Company grows durable, sustainable materials from fungus

February 4, 2012 0 By Bret Williams

Alternative energies garner the majority of attention from the media when it comes to sustainability.

There is more to sustainability that renewable fuel, however, as Ecovative Design, a biomaterials company, is keen to show. The company has made a name for itself in the realm of sustainable materials but replacing the harmful chemicals found in most industrial products with what it calls “mushroom technology.” Indeed, the company uses fungus to create anything from insulation to packaging materials.

The fungus in question is mycelium, a thread-like network of fungal components that is, essentially, a naturally occurring adhesive. The fungus is grown in the dark, fed with plant stalks and seed husks until for about a week. It is then harvested and heated to halt any further growth. After heating, the fungus becomes a very durable, waterproof material that can be used in a variety of ways.

The company has used the fungus-material to package wine and food products.

Ecovative Design claims that the material can be used in place of industrial adhesives that are common environmental hazards without sacrificing the safety of products.
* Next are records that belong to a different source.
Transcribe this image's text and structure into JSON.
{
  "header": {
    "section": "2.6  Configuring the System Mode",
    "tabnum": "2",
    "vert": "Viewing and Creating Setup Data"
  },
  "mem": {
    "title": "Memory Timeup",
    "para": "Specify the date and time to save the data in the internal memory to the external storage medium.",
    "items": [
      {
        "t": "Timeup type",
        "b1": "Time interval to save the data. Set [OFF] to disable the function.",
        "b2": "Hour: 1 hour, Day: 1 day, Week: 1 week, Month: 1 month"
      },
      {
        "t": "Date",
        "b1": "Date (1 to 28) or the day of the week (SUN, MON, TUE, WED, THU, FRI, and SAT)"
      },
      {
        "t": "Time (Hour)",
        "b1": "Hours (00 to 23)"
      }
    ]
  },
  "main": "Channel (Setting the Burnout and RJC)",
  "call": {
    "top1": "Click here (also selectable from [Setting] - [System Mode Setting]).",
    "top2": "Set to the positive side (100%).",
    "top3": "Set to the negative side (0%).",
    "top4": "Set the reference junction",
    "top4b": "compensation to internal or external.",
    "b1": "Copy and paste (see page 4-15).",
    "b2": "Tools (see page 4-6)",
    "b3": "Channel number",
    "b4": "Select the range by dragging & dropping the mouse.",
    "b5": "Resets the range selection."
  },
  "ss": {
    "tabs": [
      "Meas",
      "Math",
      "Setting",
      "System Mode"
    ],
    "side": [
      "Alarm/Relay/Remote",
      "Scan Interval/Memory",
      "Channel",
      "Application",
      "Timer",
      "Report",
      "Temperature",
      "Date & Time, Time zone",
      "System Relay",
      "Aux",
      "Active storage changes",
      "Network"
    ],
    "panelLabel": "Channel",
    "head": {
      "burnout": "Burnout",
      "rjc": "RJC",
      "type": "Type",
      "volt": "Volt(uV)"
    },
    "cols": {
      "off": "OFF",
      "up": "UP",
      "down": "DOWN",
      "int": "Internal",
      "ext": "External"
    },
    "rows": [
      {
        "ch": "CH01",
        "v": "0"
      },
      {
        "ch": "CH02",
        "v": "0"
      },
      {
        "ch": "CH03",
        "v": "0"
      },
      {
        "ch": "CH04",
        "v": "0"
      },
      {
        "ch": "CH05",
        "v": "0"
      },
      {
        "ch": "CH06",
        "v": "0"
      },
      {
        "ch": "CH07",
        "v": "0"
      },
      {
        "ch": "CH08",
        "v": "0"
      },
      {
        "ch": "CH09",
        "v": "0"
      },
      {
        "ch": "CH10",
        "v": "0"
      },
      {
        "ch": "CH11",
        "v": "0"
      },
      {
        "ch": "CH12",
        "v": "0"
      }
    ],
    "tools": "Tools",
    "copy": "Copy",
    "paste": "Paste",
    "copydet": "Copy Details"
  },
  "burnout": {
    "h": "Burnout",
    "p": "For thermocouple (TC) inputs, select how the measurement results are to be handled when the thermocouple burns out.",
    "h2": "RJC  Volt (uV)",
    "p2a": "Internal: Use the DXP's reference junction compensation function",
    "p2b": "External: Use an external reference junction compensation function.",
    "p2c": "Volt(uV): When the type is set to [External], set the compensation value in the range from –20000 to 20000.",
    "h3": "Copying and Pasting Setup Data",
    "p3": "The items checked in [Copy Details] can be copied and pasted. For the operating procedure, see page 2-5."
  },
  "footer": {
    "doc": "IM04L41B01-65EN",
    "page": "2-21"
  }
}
Despite the material’s origins, it is clean enough to even replace Styrofoam cups and can be used as a container for any liquid.

Sustainability is an all encompassing issue. While much of the issue is occupied with science concerning alternative energy, materials still play a major factor in the health of the environment. Finding alternative materials is, for all intents and purposes, just as important to the world as finding alternatives to oil and other fossil-fuels.